Another terza rima narrative called Climbing Mount Zion follows the uncertain band of Jewish insurgents in triumph, or is it delusion, through the east gate of Jerusalem. A brawl ensues. Christ and his followers dine with Mary Magdelene, who anoints Jesus with expensive oil. Judas is horrified by the money wasted, money that could have been distributed to the poor. Up to this point Holyoak has followed the New Testament plotline. Judas’ concern now internalizes and he acts. The poet imparts the betrayal lead-up with subtlety, but with little drama. In these lines Judas rationalizes,
… Hearing him, I was sure
My teacher, brother, friend was bound for woe,
Slipping away from us. Should I do nothing?
Just listen, watch, keep silent, let him go?
Sometimes a thoughtful man must act, trusting
In God, or instinct. Inquiries were passed
Along, a meeting set. They gave me something
To feed the poor—much less than what we lost
When Mariam despaired, but thirty pieces
Of silver surely helps. My dice were cast.
Toward the end of this collection, in Chapter 25, Holyoak sets the piece Angkor Thom, a truly strange poems that opens in the poet’s voice and switches over to the voice of Judas. Angkor Tom, a Khmer temple complex once lost in the jungles of Cambodia, now rises out of algae and decay and tree roots with images that suggest the state of Judas’ karma-driven soul. Here are the concluding two stanzas, stanzas that both soothe and connect with a prayerful gentleness,
The barren fruit rotted long ago—
Here, this strangler fig soars to the sky,
Spreading to soothe the sun, while down below
Its roots, exposed like holy serpents, try to meld with temple stone—see how the flow
Of life binds earth with heaven! Tell me, why
Have I crossed oceans seeking out this place?
Is this the tree of knowledge, or of grace?
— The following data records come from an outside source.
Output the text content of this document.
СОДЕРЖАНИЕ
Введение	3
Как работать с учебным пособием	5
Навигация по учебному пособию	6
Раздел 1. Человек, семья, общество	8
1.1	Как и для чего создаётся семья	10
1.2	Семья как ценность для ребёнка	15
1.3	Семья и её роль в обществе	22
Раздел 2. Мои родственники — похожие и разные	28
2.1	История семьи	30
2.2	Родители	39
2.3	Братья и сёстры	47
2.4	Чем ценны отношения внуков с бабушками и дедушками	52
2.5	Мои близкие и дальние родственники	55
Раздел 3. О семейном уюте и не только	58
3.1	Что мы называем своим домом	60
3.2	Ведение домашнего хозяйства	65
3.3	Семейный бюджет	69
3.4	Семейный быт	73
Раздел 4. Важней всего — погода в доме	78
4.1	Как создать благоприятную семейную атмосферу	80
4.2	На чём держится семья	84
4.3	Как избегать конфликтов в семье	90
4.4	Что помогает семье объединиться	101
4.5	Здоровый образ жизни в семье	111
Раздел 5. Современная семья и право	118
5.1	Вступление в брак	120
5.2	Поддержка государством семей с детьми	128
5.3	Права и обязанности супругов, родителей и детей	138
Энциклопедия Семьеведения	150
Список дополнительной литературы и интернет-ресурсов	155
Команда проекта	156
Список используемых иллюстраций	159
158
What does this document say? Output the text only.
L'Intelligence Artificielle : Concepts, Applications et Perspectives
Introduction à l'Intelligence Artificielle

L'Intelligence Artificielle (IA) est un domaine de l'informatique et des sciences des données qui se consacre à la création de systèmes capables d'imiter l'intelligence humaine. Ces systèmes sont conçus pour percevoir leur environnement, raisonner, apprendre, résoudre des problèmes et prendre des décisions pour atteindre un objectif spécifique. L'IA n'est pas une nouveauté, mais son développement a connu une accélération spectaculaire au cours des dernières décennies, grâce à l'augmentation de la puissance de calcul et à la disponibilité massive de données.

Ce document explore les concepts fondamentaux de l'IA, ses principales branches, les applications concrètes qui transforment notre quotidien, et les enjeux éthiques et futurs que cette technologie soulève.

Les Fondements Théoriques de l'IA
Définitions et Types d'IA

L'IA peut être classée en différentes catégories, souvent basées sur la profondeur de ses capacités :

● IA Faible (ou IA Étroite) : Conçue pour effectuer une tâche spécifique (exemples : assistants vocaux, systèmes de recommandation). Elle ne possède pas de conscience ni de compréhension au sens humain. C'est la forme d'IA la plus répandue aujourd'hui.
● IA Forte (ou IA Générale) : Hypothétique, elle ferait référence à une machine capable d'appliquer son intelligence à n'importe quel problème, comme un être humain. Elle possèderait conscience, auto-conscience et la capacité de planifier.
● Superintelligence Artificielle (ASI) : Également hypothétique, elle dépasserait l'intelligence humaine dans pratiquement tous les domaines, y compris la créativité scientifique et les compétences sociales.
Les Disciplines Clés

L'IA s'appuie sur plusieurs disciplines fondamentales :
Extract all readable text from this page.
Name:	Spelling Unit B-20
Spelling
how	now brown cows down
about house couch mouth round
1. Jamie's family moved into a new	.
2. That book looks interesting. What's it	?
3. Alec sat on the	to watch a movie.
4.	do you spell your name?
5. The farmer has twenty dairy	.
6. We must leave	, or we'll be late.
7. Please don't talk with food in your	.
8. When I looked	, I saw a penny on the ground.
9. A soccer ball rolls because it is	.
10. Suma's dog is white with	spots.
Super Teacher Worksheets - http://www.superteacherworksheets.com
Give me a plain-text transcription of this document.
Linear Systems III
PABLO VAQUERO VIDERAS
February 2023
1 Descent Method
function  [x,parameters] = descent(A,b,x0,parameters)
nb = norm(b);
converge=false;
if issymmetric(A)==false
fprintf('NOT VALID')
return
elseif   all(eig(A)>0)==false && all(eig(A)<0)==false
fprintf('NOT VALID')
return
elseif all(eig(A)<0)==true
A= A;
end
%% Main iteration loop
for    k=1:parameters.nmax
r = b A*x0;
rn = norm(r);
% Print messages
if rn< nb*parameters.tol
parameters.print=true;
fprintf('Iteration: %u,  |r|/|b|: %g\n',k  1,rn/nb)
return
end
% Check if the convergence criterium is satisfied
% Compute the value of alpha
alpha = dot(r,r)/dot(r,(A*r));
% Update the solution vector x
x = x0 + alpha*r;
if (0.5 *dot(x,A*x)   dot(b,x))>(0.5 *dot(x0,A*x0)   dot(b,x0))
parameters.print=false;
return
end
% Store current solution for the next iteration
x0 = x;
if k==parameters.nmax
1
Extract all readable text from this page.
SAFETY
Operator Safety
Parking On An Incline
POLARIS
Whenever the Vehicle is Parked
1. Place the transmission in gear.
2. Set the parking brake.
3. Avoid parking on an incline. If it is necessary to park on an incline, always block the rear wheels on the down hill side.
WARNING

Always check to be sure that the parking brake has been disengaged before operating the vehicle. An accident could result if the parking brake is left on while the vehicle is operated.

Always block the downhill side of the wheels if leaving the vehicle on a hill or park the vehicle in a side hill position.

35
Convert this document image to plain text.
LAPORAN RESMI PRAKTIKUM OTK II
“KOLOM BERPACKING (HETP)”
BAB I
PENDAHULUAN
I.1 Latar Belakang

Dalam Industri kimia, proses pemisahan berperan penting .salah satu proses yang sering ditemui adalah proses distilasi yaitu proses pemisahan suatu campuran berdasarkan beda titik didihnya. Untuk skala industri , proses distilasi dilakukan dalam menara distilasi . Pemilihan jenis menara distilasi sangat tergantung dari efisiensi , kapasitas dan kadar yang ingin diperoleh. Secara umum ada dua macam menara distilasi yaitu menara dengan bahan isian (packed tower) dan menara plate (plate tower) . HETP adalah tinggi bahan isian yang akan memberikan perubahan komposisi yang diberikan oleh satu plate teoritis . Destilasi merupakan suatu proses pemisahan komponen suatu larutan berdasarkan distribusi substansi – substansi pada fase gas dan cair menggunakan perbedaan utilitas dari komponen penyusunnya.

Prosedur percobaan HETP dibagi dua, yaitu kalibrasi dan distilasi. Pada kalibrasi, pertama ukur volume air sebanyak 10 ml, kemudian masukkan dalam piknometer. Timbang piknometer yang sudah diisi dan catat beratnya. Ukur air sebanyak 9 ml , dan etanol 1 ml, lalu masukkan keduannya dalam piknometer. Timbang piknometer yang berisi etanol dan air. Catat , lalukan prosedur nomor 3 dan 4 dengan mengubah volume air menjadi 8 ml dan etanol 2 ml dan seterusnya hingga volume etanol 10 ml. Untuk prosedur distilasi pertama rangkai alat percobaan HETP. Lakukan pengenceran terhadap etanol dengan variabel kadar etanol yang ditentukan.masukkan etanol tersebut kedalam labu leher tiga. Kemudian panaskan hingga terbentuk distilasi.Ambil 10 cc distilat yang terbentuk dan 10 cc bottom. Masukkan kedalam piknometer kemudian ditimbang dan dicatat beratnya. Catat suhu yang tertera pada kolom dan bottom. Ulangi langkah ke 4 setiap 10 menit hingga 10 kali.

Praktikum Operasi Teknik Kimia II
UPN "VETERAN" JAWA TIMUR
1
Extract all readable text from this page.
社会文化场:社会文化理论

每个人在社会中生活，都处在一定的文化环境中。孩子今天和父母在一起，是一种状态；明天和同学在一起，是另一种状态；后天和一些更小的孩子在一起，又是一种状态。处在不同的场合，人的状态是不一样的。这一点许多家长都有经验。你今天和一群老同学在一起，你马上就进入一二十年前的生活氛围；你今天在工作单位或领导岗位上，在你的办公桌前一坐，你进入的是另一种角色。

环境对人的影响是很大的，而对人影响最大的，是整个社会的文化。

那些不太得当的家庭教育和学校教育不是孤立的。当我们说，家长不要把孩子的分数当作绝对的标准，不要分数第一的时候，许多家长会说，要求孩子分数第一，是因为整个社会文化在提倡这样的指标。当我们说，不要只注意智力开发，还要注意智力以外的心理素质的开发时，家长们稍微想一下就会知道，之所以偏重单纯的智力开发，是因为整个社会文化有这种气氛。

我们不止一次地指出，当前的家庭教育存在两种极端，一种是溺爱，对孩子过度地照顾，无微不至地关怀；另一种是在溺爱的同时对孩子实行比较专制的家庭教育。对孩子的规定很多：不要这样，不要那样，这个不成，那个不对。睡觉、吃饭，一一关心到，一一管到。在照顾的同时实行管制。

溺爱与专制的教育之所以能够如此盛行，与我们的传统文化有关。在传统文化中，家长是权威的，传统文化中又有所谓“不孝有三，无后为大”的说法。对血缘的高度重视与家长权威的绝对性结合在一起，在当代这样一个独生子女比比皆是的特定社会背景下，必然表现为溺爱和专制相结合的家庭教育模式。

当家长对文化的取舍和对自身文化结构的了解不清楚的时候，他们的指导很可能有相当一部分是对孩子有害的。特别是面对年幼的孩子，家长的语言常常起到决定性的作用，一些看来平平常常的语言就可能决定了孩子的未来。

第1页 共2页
O bodhisattvas, multi-facetted
As mountain peaks at dawn, gazing within
On silence rising from the fountainhead,
You who have helped the generations spin
Through birth and death, letting compassion spread
To every living being, every sin,
Smile yet on those of us who seek release,
Until our hungering and striving cease!
This poetically-generated Judas appears to have attained a timeless peace by opening his heart to mystical rhythms of musicality and artistic harmony, and that is what Holyoak offers his readers in his magnificent book.